Lands Clauses Consolidation Act 1845
- Parliament of the United Kingdom
- Long title: An Act for consolidating in one Act certain provisions usually inserted in Acts authorizing the taking of lands for undertakings of a public nature.
- Citation: 8 & 9 Vict. c. 18
- Territorial extent: England and Wales; Ireland;

Dates
- Royal assent: 8 May 1845
- Commencement: 8 May 1845

Other legislation
- Amended by: Railways Act (Ireland) 1851; Lands Clauses Consolidation Acts Amendment Act 1860; Lands Clauses Consolidation Act 1869; Statute Law Revision Act 1875; Lands Clauses (Umpire) Act 1883; Lands Clauses (Taxation of Costs) Act 1895; Perjury Act 1911; Administration of Justice Act 1965; Compulsory Purchase Act 1965; Statute Law (Repeals) Act 1974; Statute Law (Repeals) Act 1981; Statute Law (Repeals) Act 1993; Law Reform (Miscellaneous Provisions) (Northern Ireland) Order 2005;
- Relates to: Companies Clauses Consolidation Act 1845; Companies Clauses Consolidation (Scotland) Act 1845; Lands Clauses Consolidation (Scotland) Act 1845; Railways Clauses Consolidation Act 1845; Railways Clauses Consolidation (Scotland) Act 1845; Markets and Fairs Clauses Act 1847; Gasworks Clauses Act 1847; Commissioners Clauses Act 1847; Waterworks Clauses Act 1847; Railways Clauses Act 1863; Waterworks Clauses Act 1863; Companies Clauses Act 1863;

Status: Amended

Text of statute as originally enacted

Revised text of statute as amended

Text of the Lands Clauses Consolidation Act 1845 as in force today (including any amendments) within the United Kingdom, from legislation.gov.uk.

= Lands Clauses Consolidation Act 1845 =

Act of the Parliament of the United Kingdom

The Lands Clauses Consolidation Act 1845 (8 & 9 Vict. c. 18) was an act of the Parliament of the United Kingdom that standardised provisions and definitions relating to the purchase of land by the government in England and Wales and Ireland.

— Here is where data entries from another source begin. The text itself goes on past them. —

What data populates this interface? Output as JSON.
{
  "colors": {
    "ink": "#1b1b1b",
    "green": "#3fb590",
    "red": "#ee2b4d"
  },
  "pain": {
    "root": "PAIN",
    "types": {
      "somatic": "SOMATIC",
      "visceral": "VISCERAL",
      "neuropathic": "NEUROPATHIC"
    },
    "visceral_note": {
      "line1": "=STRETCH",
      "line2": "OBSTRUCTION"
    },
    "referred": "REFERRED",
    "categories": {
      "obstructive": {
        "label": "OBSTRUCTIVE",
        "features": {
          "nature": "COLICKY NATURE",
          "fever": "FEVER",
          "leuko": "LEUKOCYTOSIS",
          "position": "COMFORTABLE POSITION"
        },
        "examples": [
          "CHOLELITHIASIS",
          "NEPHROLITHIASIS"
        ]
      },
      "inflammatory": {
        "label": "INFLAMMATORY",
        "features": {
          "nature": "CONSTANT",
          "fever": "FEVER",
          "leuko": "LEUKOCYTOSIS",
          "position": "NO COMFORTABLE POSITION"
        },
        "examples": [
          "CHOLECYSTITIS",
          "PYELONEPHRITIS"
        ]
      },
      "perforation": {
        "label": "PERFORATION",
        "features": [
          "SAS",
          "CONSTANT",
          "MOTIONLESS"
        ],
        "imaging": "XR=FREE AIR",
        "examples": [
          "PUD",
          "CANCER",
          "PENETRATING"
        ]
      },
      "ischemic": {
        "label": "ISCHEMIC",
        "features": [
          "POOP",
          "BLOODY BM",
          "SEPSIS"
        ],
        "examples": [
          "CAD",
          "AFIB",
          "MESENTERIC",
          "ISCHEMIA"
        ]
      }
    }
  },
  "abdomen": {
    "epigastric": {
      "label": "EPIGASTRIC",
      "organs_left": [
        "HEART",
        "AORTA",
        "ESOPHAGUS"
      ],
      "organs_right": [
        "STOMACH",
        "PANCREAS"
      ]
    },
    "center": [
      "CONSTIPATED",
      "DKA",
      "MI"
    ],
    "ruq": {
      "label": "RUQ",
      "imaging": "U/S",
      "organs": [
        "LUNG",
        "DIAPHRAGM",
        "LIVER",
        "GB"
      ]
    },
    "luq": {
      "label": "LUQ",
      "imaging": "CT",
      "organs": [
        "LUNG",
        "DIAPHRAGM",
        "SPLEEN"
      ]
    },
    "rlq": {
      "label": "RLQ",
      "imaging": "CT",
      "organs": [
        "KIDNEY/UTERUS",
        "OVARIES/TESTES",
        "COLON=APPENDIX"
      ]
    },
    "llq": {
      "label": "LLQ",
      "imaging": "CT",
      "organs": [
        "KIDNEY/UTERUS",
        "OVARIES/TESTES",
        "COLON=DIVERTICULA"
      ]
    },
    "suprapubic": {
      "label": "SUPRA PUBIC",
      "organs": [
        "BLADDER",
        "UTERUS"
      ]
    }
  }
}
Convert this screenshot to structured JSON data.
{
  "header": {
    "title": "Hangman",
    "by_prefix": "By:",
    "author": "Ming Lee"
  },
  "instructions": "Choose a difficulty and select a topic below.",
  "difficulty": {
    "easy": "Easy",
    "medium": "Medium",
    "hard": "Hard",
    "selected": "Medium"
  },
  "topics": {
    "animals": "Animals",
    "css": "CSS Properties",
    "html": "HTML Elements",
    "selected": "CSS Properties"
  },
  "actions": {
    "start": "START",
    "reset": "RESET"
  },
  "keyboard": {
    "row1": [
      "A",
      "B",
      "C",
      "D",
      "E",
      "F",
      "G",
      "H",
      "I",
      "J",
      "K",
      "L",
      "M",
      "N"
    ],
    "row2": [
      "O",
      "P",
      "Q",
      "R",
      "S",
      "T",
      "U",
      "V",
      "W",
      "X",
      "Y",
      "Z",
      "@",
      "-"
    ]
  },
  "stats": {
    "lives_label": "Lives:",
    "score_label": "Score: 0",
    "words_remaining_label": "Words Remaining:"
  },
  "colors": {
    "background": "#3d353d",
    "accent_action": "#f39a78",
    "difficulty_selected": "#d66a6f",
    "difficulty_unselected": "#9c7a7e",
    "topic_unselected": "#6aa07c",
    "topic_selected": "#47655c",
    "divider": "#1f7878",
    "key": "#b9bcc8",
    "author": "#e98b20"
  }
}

The act was passed to standardise how the government acquires private land for public projects and to ensure fair compensation for property owners.

The Land Clauses Consolidation (Scotland) Act 1845 (8 & 9 Vict. c. 19) made similar provisions for Scotland.

As of 2026, the act remains in force in the United Kingdom.

== Subsequent developments ==
The following enactments were repealed by section 1 of, and part III of the schedule to, the Statute Law (Repeals) Act 1974, which came into force on 27 June 1974.
- Sections 59 and 60.
- In section 61, the words from the beginning to " annexed to ", the word " and " (following the word " surveyor "), the words " together therewith " and the words " and other documents ".
- Sections 135 and 140.

The act was amended by the Lands Clauses Consolidation Acts Amendment Act 1860 (23 & 24 Vict. c. 106), which allowed the Secretary of State for Defence to compulsory purchase land sought under the Defence Act 1842 (5 & 6 Vict. c. 94).

The act was further amended by the Lands Clauses Consolidation Act 1869 (32 & 33 Vict. c. 18), the Lands Clauses (Umpire) Act 1883 (46 & 47 Vict. c. 15) and the Lands Clauses (Taxation of Costs) Act 1895 (58 & 59 Vict. c. 11).

== Criticism ==
The Committee on Acquisition of Land Committee (1917–1919) chaired by Lord Justice Scott gave the following opinion on the act:
We are of opinion that the Lands Clauses Acts are out of date, and fail to give effect to the requirements of the community of today, and therefore that they should be repealed and replaced by a fresh code.